Seremonide alkollü içki kullanılmaması konusuna da açıklama getiren Ak, "2011 yılından beri yürürlükte olan bir uygulama, kanun ne diyorsa biz onu yaptık. 2013 yılında da sertleşti uygulama. 2011'de de alkollü içecek patlatılmamıştı. Kanunlara uyduğumuz için patlatılmadı, kanunlara tabii ki uyacağız. Bu konuya biz daha önce cevap vermeye bile gerek duymadık. Biz böyle bir şey istesek bile F1 yönetimi buna müsaade etmezdi. Kanuna niye uyuyorsunuz diye soru sormak çok anlamlı değil." değerlendirmesinde bulundu.

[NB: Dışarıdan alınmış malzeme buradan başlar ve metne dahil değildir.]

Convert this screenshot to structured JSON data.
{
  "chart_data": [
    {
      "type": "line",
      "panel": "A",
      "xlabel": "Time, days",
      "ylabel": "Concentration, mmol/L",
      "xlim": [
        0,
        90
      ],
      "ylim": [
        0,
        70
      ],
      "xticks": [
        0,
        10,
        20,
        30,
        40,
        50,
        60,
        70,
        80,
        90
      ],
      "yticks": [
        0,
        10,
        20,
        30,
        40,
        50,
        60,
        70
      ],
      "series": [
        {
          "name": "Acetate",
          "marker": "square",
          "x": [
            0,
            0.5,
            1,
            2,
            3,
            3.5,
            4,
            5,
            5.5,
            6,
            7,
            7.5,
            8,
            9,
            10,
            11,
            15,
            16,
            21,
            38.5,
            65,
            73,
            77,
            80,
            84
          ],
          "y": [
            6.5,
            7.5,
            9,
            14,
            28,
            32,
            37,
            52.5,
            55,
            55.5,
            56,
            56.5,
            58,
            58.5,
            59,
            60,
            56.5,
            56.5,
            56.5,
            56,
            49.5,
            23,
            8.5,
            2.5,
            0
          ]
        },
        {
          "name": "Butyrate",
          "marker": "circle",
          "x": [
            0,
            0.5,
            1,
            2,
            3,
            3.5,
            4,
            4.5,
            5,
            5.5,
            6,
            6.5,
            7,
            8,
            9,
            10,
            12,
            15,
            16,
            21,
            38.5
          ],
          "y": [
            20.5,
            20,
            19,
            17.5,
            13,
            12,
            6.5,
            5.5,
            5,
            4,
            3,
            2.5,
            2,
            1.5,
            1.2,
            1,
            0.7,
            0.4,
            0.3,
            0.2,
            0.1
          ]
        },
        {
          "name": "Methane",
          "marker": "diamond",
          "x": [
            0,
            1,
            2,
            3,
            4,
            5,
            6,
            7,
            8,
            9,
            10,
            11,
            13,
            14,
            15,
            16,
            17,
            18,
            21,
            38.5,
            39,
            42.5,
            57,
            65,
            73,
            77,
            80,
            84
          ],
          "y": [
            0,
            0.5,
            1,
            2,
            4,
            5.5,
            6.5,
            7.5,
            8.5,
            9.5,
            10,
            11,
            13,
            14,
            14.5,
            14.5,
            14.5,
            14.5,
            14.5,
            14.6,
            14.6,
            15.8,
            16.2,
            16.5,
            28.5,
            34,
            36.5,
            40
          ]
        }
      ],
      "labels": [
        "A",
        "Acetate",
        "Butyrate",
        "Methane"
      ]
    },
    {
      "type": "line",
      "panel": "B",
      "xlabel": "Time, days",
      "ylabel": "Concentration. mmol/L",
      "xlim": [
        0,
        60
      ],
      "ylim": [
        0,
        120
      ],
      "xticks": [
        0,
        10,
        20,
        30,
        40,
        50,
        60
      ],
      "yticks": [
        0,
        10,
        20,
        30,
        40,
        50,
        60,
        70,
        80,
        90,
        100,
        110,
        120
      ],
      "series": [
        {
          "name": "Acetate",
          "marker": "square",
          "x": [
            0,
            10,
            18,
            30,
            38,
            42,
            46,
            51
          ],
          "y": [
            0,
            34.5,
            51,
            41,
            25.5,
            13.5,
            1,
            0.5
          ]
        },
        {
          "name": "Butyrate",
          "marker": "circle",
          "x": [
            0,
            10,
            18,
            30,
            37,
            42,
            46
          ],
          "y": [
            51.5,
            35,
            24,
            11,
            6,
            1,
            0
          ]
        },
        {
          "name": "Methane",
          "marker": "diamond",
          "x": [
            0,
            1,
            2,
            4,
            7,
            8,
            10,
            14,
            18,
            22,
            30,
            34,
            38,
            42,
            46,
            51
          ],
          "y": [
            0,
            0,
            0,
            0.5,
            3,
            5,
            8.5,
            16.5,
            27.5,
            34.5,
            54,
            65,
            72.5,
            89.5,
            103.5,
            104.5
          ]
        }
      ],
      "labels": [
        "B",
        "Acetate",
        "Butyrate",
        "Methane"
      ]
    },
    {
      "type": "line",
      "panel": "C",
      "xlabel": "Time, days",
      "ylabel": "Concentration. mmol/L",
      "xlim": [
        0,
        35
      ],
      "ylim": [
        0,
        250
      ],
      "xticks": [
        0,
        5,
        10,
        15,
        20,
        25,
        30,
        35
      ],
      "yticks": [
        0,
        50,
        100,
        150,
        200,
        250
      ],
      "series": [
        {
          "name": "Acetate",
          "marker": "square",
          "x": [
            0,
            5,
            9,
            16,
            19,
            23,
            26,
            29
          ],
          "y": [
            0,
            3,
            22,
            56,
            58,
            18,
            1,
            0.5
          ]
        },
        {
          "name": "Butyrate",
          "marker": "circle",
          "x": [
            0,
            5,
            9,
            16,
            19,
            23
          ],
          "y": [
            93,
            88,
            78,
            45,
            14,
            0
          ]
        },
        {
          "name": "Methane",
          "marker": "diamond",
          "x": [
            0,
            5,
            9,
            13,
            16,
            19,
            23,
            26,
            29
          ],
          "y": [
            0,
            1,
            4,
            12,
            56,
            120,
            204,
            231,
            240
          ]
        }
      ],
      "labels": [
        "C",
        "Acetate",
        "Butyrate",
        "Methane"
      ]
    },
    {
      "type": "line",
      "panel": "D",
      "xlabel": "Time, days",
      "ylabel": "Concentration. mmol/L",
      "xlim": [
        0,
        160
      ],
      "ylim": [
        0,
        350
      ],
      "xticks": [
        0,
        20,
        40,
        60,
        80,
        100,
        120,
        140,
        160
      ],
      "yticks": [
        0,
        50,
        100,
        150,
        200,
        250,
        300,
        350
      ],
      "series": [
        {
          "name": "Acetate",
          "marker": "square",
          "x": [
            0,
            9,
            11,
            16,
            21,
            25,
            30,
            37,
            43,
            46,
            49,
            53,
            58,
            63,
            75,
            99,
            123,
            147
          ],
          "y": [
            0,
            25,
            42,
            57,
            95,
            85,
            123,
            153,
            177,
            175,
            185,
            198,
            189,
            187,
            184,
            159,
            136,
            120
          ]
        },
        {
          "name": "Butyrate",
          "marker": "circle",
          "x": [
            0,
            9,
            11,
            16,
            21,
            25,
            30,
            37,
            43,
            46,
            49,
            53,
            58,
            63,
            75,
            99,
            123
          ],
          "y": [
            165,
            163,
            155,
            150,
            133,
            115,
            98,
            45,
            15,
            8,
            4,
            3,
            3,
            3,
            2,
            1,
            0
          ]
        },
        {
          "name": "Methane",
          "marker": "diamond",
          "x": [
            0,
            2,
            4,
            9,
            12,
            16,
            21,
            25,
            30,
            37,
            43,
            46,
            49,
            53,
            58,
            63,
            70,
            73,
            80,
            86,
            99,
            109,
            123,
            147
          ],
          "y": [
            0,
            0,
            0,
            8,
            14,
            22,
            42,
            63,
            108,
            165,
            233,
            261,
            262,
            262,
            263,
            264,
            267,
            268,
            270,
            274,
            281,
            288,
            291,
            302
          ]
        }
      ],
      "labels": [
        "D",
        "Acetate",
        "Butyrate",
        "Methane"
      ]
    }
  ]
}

Organizasyonun seyircisiz olmasına rağmen FIA'nın ve kendilerinin davetlileri olduğunu söyleyen Ak, "Sosyal mesafeye uyulması konusunda çok ısrarımız vardı ancak yarışın heyecanıyla insanların birbirine çok yakınlaştığını gördük. Ancak herkes maskeliydi, HES kodları kontrol edildi, ateş ölçümleri yapıldı. Herhangi bir olumsuz sonuç yaşanmadan yarışı tamamladık." açıklamasında bulundu.